20 Nov 2019

Beating C with 70 Lines of Go

Chris Penner’s recent article, Beating C with 80 Lines of Haskell, has generated quite some controversy over the Internet, and it has since turned into a game of trying to take on the venerable wc with different languages:

Today, we will be pitting Go against wc. Being a compiled language with excellent concurrency primitives, it should be trivial to achieve comparable performance to C.

While wc is also designed to read from stdin, handle non-ASCII text encodings, and parse command line flags (manpage), we will not be doing that here. Instead, like the articles mentioned above, we will focus on keeping our implementation as simple as possible.

The source code for this post can be found here.

Benchmarking & comparison

We will use the GNU time utility to compare elapsed time and maximum resident set size.

$ /usr/bin/time -f "%es %MKB" wc test.txt

We will use the same version of wc as the original article, compiled with gcc 9.2.1 and -O3. For our own implementation, we will use go 1.13.4 (I did try gccgo too, but the results were not very promising). We will run all benchmarks with the following setup:

Intel Core i5-6200U @ 2.30 GHz (2 physical cores, 4 threads)
4+4 GB RAM @ 2133 MHz
240 GB M.2 SSD
Fedora 31

For a fair comparison, all implementations will use a 16 KB buffer for reading input.

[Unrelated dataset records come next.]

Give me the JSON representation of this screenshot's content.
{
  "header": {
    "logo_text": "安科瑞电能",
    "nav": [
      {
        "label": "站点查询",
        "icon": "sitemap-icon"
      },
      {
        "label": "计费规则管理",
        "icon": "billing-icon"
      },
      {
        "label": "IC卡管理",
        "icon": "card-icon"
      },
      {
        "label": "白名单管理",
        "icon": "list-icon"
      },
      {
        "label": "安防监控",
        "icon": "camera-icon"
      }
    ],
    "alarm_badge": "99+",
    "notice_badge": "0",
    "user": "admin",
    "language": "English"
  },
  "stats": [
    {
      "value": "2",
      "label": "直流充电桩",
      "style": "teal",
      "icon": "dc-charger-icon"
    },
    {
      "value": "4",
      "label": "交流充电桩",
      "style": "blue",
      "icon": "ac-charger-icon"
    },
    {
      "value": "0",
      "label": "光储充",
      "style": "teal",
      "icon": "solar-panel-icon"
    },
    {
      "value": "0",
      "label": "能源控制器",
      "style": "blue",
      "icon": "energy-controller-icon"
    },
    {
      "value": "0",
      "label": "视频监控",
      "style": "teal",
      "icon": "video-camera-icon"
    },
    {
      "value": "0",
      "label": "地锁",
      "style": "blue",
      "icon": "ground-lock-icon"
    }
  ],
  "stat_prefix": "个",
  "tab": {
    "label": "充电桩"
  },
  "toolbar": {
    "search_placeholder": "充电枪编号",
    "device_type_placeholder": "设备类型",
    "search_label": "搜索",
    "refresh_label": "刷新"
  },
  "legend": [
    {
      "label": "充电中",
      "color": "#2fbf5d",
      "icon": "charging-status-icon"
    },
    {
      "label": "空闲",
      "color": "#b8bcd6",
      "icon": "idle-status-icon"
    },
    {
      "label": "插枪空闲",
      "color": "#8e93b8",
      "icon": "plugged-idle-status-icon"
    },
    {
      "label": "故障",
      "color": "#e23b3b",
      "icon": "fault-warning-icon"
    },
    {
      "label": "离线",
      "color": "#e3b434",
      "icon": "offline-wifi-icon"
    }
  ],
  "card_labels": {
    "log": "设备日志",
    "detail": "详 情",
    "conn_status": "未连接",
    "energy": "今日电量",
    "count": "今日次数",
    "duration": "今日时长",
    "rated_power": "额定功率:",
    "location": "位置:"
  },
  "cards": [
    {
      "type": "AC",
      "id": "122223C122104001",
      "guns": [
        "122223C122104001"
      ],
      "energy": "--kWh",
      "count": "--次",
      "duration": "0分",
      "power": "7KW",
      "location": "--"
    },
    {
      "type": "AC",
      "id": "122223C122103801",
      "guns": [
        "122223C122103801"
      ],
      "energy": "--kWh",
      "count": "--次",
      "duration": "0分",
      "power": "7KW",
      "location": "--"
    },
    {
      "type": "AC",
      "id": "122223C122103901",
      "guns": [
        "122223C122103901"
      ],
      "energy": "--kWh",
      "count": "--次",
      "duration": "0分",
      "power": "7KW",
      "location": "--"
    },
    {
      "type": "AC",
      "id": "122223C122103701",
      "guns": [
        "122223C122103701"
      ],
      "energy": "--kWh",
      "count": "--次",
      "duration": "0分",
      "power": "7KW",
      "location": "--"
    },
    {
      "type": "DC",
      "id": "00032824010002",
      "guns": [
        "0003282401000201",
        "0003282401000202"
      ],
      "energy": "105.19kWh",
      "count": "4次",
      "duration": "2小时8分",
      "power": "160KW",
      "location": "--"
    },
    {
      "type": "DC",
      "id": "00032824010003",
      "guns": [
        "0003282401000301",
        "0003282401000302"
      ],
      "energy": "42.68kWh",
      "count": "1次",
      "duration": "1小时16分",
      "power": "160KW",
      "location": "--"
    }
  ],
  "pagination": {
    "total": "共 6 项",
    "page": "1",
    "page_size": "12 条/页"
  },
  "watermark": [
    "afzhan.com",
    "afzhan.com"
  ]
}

The input will be two us-ascii encoded text files of 100 MB and 1 GB.

A naïve approach

Parsing arguments is easy, since we only require the file path:

if len(os.Args) < 2 {
    panic("no file path specified")
}
filePath := os.Args[1]

file, err := os.Open(filePath)
if err != nil {
    panic(err)
}
defer file.Close()

We’re going to iterate through the text bytewise, keeping track of state. Fortunately, in this case, we require only 2 states:

The previous byte was whitespace
The previous byte was not whitespace

When going from a whitespace character to a non-whitespace character, we increment the word counter. This approach allows us to read directly from a byte stream, keeping memory consumption low.

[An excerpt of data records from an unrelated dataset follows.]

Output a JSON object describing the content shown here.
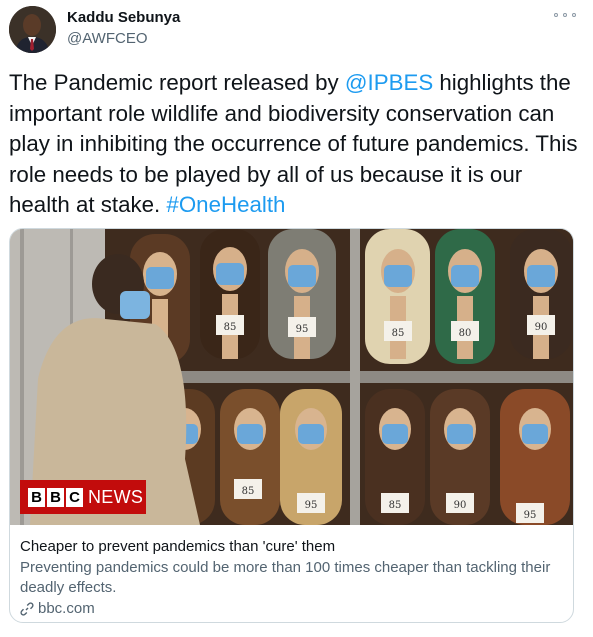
{
  "author": {
    "name": "Kaddu Sebunya",
    "handle": "@AWFCEO"
  },
  "tweet": {
    "text_1": "The Pandemic report released by ",
    "mention": "@IPBES",
    "text_2": " highlights the important role wildlife and biodiversity conservation can play in inhibiting the occurrence of future pandemics. This role needs to be played by all of us because it is our health at stake. ",
    "hashtag": "#OneHealth"
  },
  "card": {
    "image_logo_box_1": "B",
    "image_logo_box_2": "B",
    "image_logo_box_3": "C",
    "image_logo_text": "NEWS",
    "title": "Cheaper to prevent pandemics than 'cure' them",
    "description": "Preventing pandemics could be more than 100 times cheaper than tackling their deadly effects.",
    "domain": "bbc.com",
    "price_tags": [
      "85",
      "95",
      "85",
      "80",
      "90",
      "85",
      "95",
      "85",
      "90",
      "95"
    ]
  },
  "icons": {
    "more": "more-icon",
    "link": "link-icon"
  },
  "colors": {
    "link": "#1d9bf0",
    "secondary_text": "#536471",
    "bbc_red": "#c20c0c"
  }
}
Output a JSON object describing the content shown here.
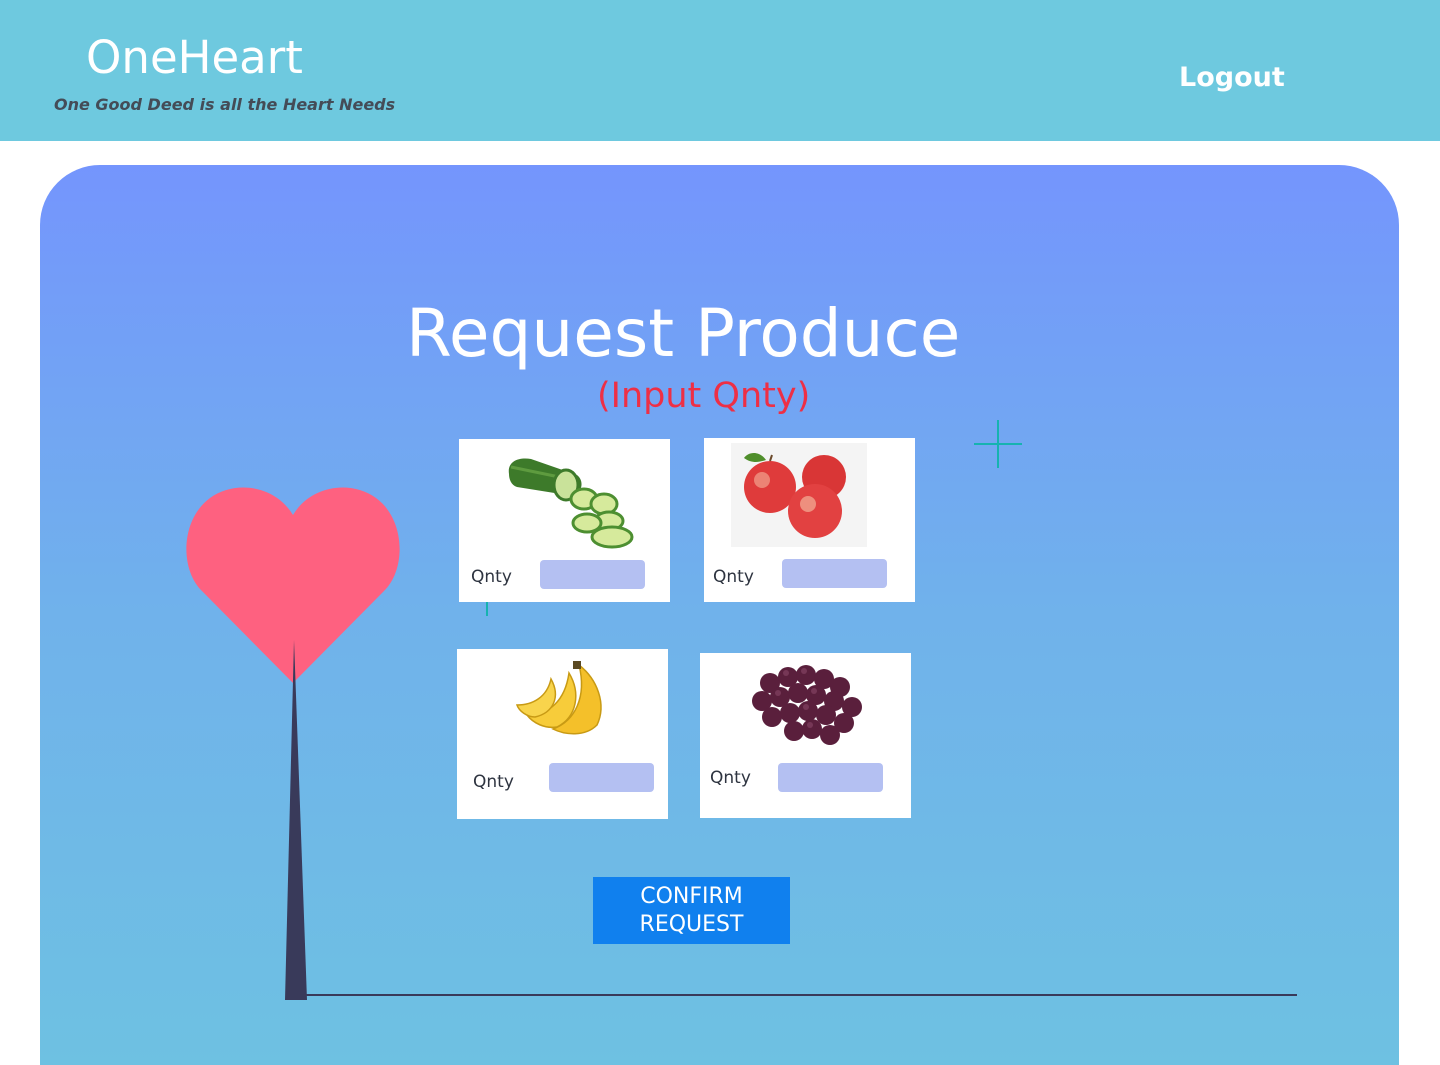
{
  "header": {
    "brand": "OneHeart",
    "tagline": "One Good Deed is all the Heart Needs",
    "logout_label": "Logout"
  },
  "main": {
    "title": "Request Produce",
    "subtitle": "(Input Qnty)",
    "items": [
      {
        "name": "cucumber",
        "qty_label": "Qnty",
        "qty_value": ""
      },
      {
        "name": "apples",
        "qty_label": "Qnty",
        "qty_value": ""
      },
      {
        "name": "bananas",
        "qty_label": "Qnty",
        "qty_value": ""
      },
      {
        "name": "grapes",
        "qty_label": "Qnty",
        "qty_value": ""
      }
    ],
    "confirm_label": "CONFIRM REQUEST"
  },
  "colors": {
    "header_bg": "#6ec9df",
    "panel_top": "#7495fd",
    "panel_bottom": "#6ec1e2",
    "subtitle": "#ee2f45",
    "heart": "#fe6180",
    "confirm_bg": "#1080ee",
    "qty_input": "#b4c0f2"
  }
}
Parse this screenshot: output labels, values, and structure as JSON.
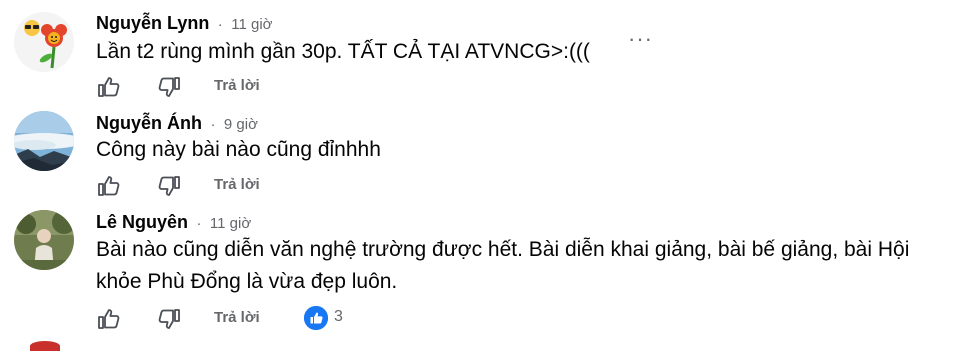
{
  "comments": [
    {
      "name": "Nguyễn Lynn",
      "separator": "·",
      "time": "11 giờ",
      "text": "Lần t2 rùng mình gần 30p. TẤT CẢ TẠI ATVNCG>:(((",
      "more": "···",
      "reply": "Trả lời",
      "avatar": "flower-emoji-avatar"
    },
    {
      "name": "Nguyễn Ánh",
      "separator": "·",
      "time": "9 giờ",
      "text": "Công này bài nào cũng đỉnhhh",
      "reply": "Trả lời",
      "avatar": "landscape-sea-of-clouds-avatar"
    },
    {
      "name": "Lê Nguyên",
      "separator": "·",
      "time": "11 giờ",
      "text": "Bài nào cũng diễn văn nghệ trường được hết. Bài diễn khai giảng, bài bế giảng, bài Hội khỏe Phù Đổng là vừa đẹp luôn.",
      "reply": "Trả lời",
      "reaction": {
        "icon": "like-icon",
        "count": "3",
        "color": "#1877f2"
      },
      "avatar": "person-outdoor-avatar"
    }
  ],
  "colors": {
    "secondary": "#65676b",
    "primary_text": "#050505",
    "like_blue": "#1877f2"
  }
}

const bufferSize = 16 * 1024
reader := bufio.NewReaderSize(file, bufferSize)

lineCount := 0
wordCount := 0
byteCount := 0

prevByteIsSpace := true
for {
    b, err := reader.ReadByte()
    if err != nil {
        if err == io.EOF {
            break
        } else {
            panic(err)
        }
    }

    byteCount++

    switch b {
    case '\n':
        lineCount++
        prevByteIsSpace = true
    case ' ', '\t', '\r', '\v', '\f':
        prevByteIsSpace = true
    default:
        if prevByteIsSpace {
            wordCount++
            prevByteIsSpace = false
        }
    }
}

To display the result, we will use the native println() function - in my tests, importing the fmt library caused a ~400 KB increase in executable size!

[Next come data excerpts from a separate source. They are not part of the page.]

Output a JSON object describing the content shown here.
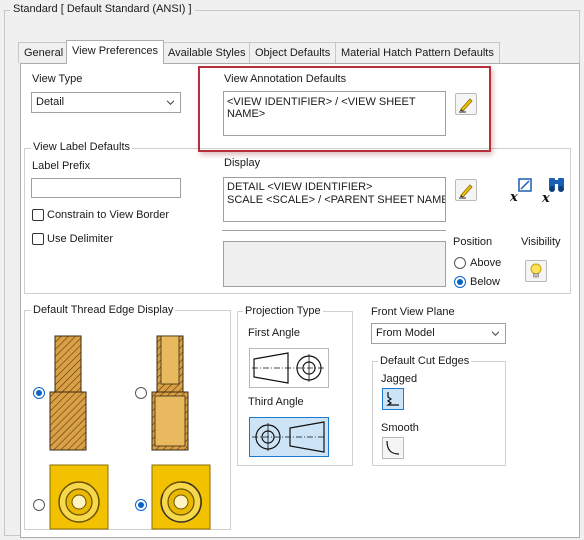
{
  "dialog": {
    "title": "Standard [ Default Standard (ANSI) ]"
  },
  "tabs": [
    "General",
    "View Preferences",
    "Available Styles",
    "Object Defaults",
    "Material Hatch Pattern Defaults"
  ],
  "view_type": {
    "label": "View Type",
    "selected": "Detail"
  },
  "annotation_defaults": {
    "label": "View Annotation Defaults",
    "text": "<VIEW IDENTIFIER> / <VIEW SHEET NAME>"
  },
  "view_label_defaults": {
    "title": "View Label Defaults",
    "prefix_label": "Label Prefix",
    "prefix_value": "",
    "constrain_label": "Constrain to View Border",
    "constrain_checked": false,
    "delimiter_label": "Use Delimiter",
    "delimiter_checked": false,
    "display_label": "Display",
    "display_line1": "DETAIL  <VIEW IDENTIFIER>",
    "display_line2": "SCALE <SCALE> / <PARENT SHEET NAME><",
    "position_label": "Position",
    "above_label": "Above",
    "below_label": "Below",
    "position_selected": "Below",
    "visibility_label": "Visibility"
  },
  "thread_edge": {
    "title": "Default Thread Edge Display",
    "selected": "left"
  },
  "projection": {
    "title": "Projection Type",
    "first_angle": "First Angle",
    "third_angle": "Third Angle",
    "selected": "Third Angle"
  },
  "front_view_plane": {
    "label": "Front View Plane",
    "selected": "From Model"
  },
  "cut_edges": {
    "title": "Default Cut Edges",
    "jagged": "Jagged",
    "smooth": "Smooth",
    "selected": "Jagged"
  },
  "icons": {
    "edit": "pencil-edit-icon",
    "text_params": "text-parameter-icon",
    "binoculars": "binoculars-parameter-icon",
    "visibility": "lightbulb-icon"
  }
}
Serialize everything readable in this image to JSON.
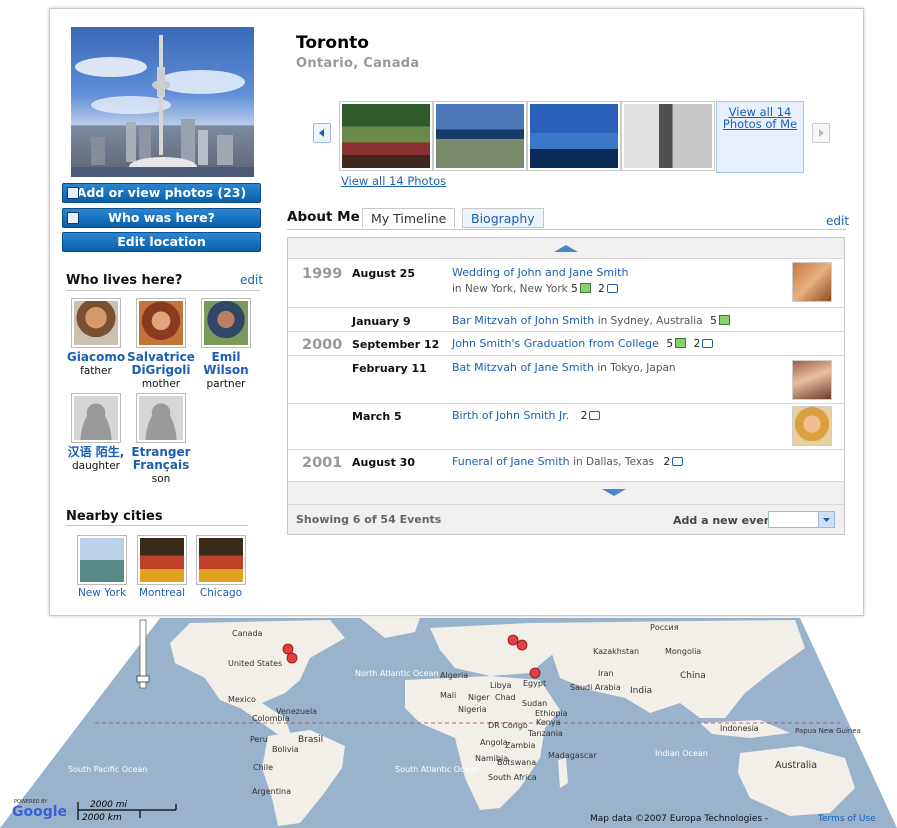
{
  "location": {
    "city": "Toronto",
    "region": "Ontario, Canada"
  },
  "actions": {
    "add_photos": "Add or view photos (23)",
    "who_was_here": "Who was here?",
    "edit_location": "Edit location"
  },
  "who_lives_here": {
    "title": "Who lives here?",
    "edit": "edit",
    "people": [
      {
        "name": "Giacomo",
        "relation": "father"
      },
      {
        "name": "Salvatrice DiGrigoli",
        "relation": "mother"
      },
      {
        "name": "Emil Wilson",
        "relation": "partner"
      },
      {
        "name": "汉语 陌生,",
        "relation": "daughter"
      },
      {
        "name": "Etranger Français",
        "relation": "son"
      }
    ]
  },
  "nearby": {
    "title": "Nearby cities",
    "cities": [
      "New York",
      "Montreal",
      "Chicago"
    ]
  },
  "photos": {
    "view_all_box": "View all 14 Photos of Me",
    "view_all_link": "View all 14 Photos"
  },
  "tabs": {
    "about": "About Me",
    "timeline": "My Timeline",
    "biography": "Biography",
    "edit": "edit"
  },
  "events": [
    {
      "year": "1999",
      "date": "August 25",
      "title": "Wedding of John and Jane Smith",
      "location": "in New York, New York",
      "photos": "5",
      "comments": "2"
    },
    {
      "year": "",
      "date": "January 9",
      "title": "Bar Mitzvah of John Smith",
      "location": "in Sydney, Australia",
      "photos": "5",
      "comments": ""
    },
    {
      "year": "2000",
      "date": "September 12",
      "title": "John Smith's Graduation from College",
      "location": "",
      "photos": "5",
      "comments": "2"
    },
    {
      "year": "",
      "date": "February 11",
      "title": "Bat Mitzvah of Jane Smith",
      "location": "in Tokyo, Japan",
      "photos": "",
      "comments": ""
    },
    {
      "year": "",
      "date": "March 5",
      "title": "Birth of John Smith Jr.",
      "location": "",
      "photos": "",
      "comments": "2"
    },
    {
      "year": "2001",
      "date": "August 30",
      "title": "Funeral of Jane Smith",
      "location": "in Dallas, Texas",
      "photos": "",
      "comments": "2"
    }
  ],
  "timeline_footer": {
    "showing": "Showing 6 of 54 Events",
    "add_event": "Add a new event"
  },
  "map": {
    "labels": {
      "united_states": "United States",
      "canada": "Canada",
      "mexico": "Mexico",
      "venezuela": "Venezuela",
      "colombia": "Colombia",
      "peru": "Peru",
      "bolivia": "Bolivia",
      "brasil": "Brasil",
      "chile": "Chile",
      "argentina": "Argentina",
      "algeria": "Algeria",
      "libya": "Libya",
      "egypt": "Egypt",
      "mali": "Mali",
      "niger": "Niger",
      "chad": "Chad",
      "sudan": "Sudan",
      "nigeria": "Nigeria",
      "ethiopia": "Ethiopia",
      "dr_congo": "DR Congo",
      "kenya": "Kenya",
      "tanzania": "Tanzania",
      "angola": "Angola",
      "zambia": "Zambia",
      "namibia": "Namibia",
      "botswana": "Botswana",
      "south_africa": "South Africa",
      "madagascar": "Madagascar",
      "saudi_arabia": "Saudi Arabia",
      "iran": "Iran",
      "kazakhstan": "Kazakhstan",
      "mongolia": "Mongolia",
      "china": "China",
      "india": "India",
      "russia": "Россия",
      "indonesia": "Indonesia",
      "australia": "Australia",
      "papua": "Papua New Guinea",
      "north_atlantic": "North Atlantic Ocean",
      "south_atlantic": "South Atlantic Ocean",
      "south_pacific": "South Pacific Ocean",
      "indian_ocean": "Indian Ocean"
    },
    "scale_mi": "2000 mi",
    "scale_km": "2000 km",
    "attribution": "Map data ©2007 Europa Technologies -",
    "terms": "Terms of Use",
    "powered": "POWERED BY",
    "google": "Google"
  },
  "colors": {
    "accent": "#1a5fb4",
    "button": "#0b5fa8",
    "ocean": "#99b3cc",
    "land": "#f2efe9"
  },
  "icons": [
    "photos-icon",
    "who-was-here-icon",
    "prev-arrow-icon",
    "next-arrow-icon",
    "scroll-up-icon",
    "scroll-down-icon",
    "dropdown-arrow-icon",
    "photo-icon",
    "comment-icon",
    "map-pin-icon"
  ]
}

println(lineCount, wordCount, byteCount, file.Name())

Let’s run this:

	input size	elapsed time	max memory
`wc`	100 MB	0.58 s	2052 KB
`wc-naive`	100 MB	0.77 s	1416 kB
`wc`	1 GB	5.56 s	2036 KB
`wc-naive`	1 GB	7.69 s	1416 KB

The good news is that our first attempt has already landed us pretty close to C in terms of performance. In fact, we’re actually doing better in terms of memory usage!

Splitting the input

While buffering I/O reads is critical to improving performance, calling ReadByte() and checking for errors in a loop introduces a lot of unnecessary overhead. We can avoid this by manually buffering our read calls, rather than relying on bufio.Reader.

To do this, we will split our input into buffered chunks that can be processed individually. Fortunately, to process a chunk, the only thing we need to know about the previous chunk (as we saw earlier) is if its last character was whitespace.

Let’s write a few utility functions:

type Chunk struct {
    PrevCharIsSpace bool
    Buffer          []byte
}

type Count struct {
    LineCount int
    WordCount int
}

func GetCount(chunk Chunk) Count {
    count := Count{}

    prevCharIsSpace := chunk.PrevCharIsSpace
    for _, b := range chunk.Buffer {
        switch b {
        case '\n':
            count.LineCount++
            prevCharIsSpace = true
        case ' ', '\t', '\r', '\v', '\f':
            prevCharIsSpace = true
        default:
            if prevCharIsSpace {
                prevCharIsSpace = false
                count.WordCount++
            }
        }
    }

    return count
}

func IsSpace(b byte) bool {
    return b == ' ' || b == '\t' || b == '\n' || b == '\r' || b == '\v' || b == '\f'
}

Now, we can split the input into Chunks and feed them to the GetCount function.

totalCount := Count{}
lastCharIsSpace := true

const bufferSize = 16 * 1024
buffer := make([]byte, bufferSize)

for {
    bytes, err := file.Read(buffer)
    if err != nil {
        if err == io.EOF {
            break
        } else {
            panic(err)
        }
    }

    count := GetCount(Chunk{lastCharIsSpace, buffer[:bytes]})
    lastCharIsSpace = IsSpace(buffer[bytes-1])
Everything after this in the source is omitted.